What's the deal with the 6#, that should hold up to them browns pretty good.. :?


----------



## brookieguy1 (Oct 14, 2008)

I love stillwater browns. Good job. Throw some 6# P-Line CXX X-tra Strong on. Fantastic stuff. I use the 4# for jigging and have landed some dandy fish on it. With that new Stradic and it's superb drag you would have no problem landing big fish on 6# P-Line.


----------



## tomegun (Sep 25, 2007)

*I was using P-line. It ran me through some rocks while doing the death twists. That is how the line broke. I was drop shotting windblown points. The bad thing is the new Stradic got stepped on. The bail is bent now.

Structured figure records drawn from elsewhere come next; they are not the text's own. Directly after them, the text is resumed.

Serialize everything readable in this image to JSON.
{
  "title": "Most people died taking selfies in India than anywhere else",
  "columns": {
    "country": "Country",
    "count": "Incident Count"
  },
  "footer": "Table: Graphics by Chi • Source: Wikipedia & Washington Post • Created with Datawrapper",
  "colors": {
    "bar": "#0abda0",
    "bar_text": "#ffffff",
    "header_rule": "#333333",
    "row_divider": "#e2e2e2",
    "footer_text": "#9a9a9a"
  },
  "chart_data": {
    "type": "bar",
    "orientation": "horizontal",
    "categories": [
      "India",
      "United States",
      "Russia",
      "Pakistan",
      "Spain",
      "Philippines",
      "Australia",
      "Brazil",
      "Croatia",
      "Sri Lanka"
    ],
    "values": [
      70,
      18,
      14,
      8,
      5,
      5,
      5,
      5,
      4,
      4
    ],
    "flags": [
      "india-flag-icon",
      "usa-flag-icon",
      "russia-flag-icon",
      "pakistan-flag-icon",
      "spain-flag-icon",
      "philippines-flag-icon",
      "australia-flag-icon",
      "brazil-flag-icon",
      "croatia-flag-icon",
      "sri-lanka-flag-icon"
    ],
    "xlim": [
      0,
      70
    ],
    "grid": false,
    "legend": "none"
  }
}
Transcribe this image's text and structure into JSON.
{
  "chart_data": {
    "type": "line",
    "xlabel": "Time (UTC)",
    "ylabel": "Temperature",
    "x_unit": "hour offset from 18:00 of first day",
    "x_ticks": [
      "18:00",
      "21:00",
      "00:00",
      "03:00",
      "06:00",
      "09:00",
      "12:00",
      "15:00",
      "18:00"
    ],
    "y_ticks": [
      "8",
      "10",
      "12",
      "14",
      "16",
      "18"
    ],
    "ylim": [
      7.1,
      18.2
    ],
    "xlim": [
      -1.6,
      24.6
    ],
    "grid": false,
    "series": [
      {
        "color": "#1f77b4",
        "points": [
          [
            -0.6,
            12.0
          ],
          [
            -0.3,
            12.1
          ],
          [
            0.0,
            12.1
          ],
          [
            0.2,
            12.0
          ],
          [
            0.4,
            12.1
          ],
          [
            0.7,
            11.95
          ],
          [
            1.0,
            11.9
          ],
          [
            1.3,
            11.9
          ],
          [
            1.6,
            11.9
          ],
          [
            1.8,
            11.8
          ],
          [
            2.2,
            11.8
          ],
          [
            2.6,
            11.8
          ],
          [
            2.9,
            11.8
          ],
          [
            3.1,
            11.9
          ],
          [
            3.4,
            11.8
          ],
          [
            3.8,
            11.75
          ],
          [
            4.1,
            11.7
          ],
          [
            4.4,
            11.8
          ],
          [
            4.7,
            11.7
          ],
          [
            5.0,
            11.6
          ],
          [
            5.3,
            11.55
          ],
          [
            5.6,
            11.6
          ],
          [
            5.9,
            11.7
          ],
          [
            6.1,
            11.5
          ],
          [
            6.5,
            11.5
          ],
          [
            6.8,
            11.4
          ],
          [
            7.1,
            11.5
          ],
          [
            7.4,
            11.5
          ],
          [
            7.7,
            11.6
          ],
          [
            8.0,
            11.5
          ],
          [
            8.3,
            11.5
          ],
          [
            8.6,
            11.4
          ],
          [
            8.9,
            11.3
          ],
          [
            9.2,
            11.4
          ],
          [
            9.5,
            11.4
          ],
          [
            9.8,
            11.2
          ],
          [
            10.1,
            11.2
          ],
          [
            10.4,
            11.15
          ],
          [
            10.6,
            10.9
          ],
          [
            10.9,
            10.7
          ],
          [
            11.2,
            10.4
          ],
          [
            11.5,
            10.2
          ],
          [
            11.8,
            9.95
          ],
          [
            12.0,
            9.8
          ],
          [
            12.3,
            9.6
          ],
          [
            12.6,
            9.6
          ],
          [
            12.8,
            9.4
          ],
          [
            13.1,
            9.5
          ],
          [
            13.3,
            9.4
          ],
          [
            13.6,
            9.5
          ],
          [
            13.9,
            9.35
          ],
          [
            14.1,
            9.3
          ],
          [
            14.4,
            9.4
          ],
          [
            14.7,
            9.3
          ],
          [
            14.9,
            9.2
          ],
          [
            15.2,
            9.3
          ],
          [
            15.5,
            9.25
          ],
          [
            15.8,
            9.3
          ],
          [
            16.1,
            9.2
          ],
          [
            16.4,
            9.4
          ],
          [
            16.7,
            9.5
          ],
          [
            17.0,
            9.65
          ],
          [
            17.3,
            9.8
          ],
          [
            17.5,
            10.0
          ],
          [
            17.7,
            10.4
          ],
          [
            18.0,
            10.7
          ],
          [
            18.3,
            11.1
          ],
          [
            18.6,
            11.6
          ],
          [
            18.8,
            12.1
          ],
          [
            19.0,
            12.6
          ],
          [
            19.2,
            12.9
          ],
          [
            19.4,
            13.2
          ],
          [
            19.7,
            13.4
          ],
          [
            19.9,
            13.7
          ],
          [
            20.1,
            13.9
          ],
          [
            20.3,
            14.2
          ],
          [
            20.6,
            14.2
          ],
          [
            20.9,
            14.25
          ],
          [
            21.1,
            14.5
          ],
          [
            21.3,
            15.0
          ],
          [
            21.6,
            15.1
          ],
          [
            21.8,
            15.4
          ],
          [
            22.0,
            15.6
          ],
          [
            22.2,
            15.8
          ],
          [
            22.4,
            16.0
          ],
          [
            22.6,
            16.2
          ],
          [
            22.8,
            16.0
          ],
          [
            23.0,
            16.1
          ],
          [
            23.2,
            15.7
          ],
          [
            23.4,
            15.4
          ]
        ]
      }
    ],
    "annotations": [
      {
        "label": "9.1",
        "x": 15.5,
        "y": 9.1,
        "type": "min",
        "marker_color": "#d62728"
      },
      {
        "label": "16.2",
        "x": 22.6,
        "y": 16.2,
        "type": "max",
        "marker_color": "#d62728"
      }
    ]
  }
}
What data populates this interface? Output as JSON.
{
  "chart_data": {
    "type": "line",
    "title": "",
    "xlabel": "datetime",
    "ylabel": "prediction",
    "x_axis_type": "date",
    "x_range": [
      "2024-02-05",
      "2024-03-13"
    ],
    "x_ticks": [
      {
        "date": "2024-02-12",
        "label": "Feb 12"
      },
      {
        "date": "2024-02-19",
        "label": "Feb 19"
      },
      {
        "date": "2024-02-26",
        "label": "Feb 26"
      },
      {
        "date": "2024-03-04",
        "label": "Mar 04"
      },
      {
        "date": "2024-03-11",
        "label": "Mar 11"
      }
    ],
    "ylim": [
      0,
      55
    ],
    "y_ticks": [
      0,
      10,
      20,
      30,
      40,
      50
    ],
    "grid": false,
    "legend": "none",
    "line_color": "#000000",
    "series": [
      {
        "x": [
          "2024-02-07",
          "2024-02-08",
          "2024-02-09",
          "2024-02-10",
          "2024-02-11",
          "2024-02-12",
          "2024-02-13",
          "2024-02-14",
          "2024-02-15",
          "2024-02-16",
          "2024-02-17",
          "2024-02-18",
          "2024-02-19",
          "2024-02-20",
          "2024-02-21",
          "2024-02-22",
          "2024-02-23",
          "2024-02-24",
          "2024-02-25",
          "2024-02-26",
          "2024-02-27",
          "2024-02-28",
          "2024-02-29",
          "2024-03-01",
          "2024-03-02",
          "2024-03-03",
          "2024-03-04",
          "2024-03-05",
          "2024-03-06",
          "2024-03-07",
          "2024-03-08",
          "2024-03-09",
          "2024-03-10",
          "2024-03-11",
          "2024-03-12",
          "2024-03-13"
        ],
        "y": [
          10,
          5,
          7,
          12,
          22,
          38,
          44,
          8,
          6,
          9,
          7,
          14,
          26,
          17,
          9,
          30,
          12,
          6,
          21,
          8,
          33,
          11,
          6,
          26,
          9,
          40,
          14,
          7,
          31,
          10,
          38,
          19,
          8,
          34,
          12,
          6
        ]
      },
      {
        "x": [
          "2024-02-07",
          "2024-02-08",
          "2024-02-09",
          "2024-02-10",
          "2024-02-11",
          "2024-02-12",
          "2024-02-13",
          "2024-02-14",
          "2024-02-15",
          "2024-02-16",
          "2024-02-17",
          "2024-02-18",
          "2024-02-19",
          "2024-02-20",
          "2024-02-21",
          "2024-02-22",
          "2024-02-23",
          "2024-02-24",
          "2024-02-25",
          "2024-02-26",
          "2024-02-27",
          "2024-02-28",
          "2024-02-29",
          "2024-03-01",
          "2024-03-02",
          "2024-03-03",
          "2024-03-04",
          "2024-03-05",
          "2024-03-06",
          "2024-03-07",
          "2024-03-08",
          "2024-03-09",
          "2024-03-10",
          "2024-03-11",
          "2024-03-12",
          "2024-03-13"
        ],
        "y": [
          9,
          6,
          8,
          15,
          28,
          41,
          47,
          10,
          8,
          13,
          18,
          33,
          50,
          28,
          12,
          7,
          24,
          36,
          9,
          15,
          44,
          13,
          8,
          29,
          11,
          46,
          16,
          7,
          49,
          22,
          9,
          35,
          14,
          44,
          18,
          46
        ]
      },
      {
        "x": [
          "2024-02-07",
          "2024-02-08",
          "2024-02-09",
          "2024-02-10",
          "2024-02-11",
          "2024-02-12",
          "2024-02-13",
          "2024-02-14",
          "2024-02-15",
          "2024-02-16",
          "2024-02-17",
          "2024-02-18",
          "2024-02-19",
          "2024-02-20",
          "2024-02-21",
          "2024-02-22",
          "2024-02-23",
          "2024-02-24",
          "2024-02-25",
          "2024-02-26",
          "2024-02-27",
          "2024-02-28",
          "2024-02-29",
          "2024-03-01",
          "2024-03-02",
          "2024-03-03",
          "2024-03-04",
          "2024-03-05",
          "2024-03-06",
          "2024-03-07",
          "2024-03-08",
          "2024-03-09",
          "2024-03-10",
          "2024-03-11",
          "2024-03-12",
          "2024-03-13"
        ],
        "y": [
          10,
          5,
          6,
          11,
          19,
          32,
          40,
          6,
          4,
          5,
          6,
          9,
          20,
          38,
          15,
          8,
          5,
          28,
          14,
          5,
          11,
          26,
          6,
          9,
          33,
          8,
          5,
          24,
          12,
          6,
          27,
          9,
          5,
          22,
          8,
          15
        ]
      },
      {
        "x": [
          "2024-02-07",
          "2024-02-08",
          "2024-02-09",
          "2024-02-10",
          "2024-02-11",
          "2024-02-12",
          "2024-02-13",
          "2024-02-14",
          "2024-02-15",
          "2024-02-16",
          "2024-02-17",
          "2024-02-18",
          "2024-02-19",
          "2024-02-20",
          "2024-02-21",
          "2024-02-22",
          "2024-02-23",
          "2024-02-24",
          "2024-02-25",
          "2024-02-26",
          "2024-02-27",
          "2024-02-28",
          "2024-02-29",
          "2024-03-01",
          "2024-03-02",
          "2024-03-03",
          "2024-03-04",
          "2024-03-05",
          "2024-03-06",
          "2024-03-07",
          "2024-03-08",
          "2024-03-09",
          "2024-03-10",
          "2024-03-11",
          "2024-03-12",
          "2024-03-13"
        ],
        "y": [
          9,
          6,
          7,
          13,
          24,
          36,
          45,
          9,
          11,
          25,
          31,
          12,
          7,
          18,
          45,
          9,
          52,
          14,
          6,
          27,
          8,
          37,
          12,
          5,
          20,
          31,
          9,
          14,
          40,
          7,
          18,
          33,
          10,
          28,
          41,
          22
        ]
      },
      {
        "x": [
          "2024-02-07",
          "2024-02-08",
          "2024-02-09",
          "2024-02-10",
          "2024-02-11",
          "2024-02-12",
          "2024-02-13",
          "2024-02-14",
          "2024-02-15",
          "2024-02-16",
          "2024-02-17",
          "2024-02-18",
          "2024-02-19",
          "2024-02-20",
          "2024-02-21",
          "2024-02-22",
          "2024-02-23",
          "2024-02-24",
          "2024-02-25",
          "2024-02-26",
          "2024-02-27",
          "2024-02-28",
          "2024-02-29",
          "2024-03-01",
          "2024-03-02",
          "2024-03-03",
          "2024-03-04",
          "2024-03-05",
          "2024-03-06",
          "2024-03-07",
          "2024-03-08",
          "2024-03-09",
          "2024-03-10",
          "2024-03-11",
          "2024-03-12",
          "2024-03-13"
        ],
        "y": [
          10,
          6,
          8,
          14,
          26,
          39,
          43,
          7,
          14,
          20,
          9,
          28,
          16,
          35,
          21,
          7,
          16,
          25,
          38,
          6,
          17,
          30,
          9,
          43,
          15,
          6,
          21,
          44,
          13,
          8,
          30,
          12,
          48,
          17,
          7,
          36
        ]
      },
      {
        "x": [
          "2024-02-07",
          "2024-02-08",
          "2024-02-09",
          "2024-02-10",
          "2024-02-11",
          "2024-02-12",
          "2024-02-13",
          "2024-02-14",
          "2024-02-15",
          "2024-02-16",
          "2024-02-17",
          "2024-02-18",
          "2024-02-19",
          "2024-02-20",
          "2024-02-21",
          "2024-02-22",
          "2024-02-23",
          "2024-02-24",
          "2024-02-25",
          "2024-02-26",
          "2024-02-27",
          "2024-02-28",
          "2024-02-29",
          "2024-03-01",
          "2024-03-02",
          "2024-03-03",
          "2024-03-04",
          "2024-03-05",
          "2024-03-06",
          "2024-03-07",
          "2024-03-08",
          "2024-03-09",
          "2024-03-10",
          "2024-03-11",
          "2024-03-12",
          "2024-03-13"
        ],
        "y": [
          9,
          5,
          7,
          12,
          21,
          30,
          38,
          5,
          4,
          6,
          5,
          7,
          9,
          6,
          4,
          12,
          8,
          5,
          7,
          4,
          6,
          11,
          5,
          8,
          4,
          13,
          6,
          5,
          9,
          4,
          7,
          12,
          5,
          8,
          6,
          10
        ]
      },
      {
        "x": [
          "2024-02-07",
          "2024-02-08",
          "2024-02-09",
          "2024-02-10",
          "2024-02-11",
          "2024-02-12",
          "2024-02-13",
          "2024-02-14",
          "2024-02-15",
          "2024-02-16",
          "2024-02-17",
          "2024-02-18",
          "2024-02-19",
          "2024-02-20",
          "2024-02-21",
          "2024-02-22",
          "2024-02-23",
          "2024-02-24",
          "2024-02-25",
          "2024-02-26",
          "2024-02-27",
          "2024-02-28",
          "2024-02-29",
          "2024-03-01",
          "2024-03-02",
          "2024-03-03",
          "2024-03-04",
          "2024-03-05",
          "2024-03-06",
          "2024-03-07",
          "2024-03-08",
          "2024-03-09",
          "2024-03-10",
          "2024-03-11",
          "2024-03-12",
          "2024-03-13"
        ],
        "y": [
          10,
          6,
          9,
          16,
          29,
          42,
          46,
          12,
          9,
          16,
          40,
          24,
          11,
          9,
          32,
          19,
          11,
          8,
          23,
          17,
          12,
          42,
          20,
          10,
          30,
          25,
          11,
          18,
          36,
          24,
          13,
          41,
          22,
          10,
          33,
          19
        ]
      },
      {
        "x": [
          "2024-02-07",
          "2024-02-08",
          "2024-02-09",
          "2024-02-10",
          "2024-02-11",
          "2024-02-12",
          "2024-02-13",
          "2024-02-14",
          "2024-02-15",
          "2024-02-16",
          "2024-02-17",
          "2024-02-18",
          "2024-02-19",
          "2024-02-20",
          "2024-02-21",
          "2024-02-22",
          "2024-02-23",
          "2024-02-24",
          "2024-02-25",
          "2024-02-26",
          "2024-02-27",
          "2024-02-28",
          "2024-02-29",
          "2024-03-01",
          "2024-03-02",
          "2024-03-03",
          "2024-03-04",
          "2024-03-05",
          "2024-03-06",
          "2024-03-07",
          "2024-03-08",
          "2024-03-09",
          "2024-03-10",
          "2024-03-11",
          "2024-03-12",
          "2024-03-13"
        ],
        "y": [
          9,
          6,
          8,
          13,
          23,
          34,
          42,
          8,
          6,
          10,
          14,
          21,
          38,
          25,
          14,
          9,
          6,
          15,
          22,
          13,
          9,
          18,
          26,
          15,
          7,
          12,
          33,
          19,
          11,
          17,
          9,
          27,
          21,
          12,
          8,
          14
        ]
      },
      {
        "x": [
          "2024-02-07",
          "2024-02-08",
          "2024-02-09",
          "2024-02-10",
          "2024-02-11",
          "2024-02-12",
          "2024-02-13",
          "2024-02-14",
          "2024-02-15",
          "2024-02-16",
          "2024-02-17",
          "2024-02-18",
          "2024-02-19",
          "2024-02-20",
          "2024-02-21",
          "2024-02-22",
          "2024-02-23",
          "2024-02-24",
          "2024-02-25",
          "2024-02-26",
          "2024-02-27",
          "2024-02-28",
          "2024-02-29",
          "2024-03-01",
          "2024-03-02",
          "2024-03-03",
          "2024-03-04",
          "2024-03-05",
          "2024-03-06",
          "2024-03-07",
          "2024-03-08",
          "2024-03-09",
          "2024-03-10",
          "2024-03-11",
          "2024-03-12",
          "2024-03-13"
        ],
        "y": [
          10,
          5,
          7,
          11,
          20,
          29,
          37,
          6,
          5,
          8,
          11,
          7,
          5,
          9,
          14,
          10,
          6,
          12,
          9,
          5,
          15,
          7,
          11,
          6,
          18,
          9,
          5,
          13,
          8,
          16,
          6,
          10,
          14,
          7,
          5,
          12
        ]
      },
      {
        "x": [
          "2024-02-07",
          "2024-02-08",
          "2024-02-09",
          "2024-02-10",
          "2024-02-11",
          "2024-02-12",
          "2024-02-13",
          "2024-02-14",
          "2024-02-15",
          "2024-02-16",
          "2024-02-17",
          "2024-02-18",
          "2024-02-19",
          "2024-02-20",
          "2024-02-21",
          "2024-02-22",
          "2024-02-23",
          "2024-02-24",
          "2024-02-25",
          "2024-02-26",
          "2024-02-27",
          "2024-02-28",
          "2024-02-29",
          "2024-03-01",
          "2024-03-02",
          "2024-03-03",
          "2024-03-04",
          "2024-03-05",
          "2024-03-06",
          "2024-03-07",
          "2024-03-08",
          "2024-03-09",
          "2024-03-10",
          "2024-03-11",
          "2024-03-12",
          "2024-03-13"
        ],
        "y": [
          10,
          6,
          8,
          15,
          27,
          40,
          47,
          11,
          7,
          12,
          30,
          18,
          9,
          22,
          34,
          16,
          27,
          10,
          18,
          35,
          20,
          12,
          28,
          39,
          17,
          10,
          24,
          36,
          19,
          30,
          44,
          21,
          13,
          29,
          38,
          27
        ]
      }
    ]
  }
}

Yeah, I kinda know Jordanelle. Only spend between 30-50 days a year there. So, at least I don't get lost. *


----------



## Nor-tah (Dec 16, 2007)

Nice work Tomegun!! That sucks about the bail on your Stradic. I bet that part isnt too expensive to replace. PM sent.


----------



## lunkerhunter2 (Nov 3, 2007)

You could have left the pic out and said it was 9#. :lol: 
Nice looking brownie. 8)


----------



## Catherder (Aug 2, 2008)

Looks like a 26 incher to me. :wink: 


Sorry to hear about the stradic. In spite of the mishap, has it shown to be worth the coin to buy one?


----------



## kastmaster (Nov 20, 2007)

Great looking fish!! Maybe you should build some PVC rod holders for your bass boat, ala TubeDude's, to prevent future mishaps with your fishing equipment. :wink:


----------